In other words, we see the growing recognition of the artistic value of digital art. This is not a quick process, which will be accompanied by a drop in NFT sales on the ‘flea market’ platforms – but these were the steps also taken by the traditional art market. Though the division into highly artistic and decorative art took place as early as the 16th century ... but we are ready to wait, aren’t we?
And now it is high time to return to Web3. Don't you think that this term seems to have been born in order to reconcile both sides of the same market, as an umbrella covering both physical and digital collectors? There will be no strife created by provocative questions - say, what kind of art are you an adept of? After all, there will be the only answer: “We are the Web3 era collectors.”
We are through with investors and collectors. And what about startups?
Startups put Web3 to their presentations in 2022, without even knowing what stands behind Web1–Web3 revolution. The desire to create an image of a progressive company leads them to a dead end, while simple questions from investors reveal their lack of knowledge.
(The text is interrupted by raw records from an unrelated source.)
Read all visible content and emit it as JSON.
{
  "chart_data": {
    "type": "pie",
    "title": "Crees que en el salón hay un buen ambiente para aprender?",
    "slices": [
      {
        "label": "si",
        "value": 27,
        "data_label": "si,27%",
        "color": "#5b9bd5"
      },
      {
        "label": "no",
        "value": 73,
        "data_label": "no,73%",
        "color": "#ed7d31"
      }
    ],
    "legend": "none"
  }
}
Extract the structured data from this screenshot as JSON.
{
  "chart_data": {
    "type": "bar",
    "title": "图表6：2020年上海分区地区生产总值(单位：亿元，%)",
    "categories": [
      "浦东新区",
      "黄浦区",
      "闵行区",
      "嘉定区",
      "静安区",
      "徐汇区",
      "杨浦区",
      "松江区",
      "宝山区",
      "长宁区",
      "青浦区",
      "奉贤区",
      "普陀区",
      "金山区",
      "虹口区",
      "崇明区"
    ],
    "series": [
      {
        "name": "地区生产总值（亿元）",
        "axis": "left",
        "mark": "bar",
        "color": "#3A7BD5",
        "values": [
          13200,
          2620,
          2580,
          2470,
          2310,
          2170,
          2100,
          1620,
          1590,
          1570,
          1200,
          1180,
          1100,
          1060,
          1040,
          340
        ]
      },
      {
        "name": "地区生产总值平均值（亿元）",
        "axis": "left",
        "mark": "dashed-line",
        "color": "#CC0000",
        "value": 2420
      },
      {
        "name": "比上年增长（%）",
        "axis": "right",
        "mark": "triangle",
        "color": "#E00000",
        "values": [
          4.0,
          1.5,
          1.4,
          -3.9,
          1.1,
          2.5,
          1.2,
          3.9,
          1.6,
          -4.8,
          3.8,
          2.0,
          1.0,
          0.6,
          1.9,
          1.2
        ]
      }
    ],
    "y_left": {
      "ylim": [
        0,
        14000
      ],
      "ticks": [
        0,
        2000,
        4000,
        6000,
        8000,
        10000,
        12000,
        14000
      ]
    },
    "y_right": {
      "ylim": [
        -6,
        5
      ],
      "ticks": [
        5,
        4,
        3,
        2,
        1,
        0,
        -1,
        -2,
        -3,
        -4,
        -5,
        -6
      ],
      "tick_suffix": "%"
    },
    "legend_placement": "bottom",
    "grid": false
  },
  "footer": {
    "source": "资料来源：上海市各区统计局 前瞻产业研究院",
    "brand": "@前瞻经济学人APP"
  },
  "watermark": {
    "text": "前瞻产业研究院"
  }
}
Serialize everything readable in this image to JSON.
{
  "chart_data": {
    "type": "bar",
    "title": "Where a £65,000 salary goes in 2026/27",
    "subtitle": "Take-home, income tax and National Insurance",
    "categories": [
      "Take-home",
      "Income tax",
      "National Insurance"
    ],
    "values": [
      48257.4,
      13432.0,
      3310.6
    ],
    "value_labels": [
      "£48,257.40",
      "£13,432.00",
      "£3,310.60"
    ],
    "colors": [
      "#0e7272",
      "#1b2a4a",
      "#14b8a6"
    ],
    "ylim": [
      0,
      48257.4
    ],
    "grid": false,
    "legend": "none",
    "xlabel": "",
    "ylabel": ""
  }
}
In media, Art+Tech has been also replaced by Web3 term, which unfortunately does not make the market more transparent for new investments.
Whatever happens, Art+Tech remains Art+Tech. However, we believe it will be divided in a short time into Web2 Art+Tech and Web3 Art+Tech depending on the level of technology that young startups will profess. This division will provoke founders to switch to the latest technologies, giving them higher chances in fund raising activities.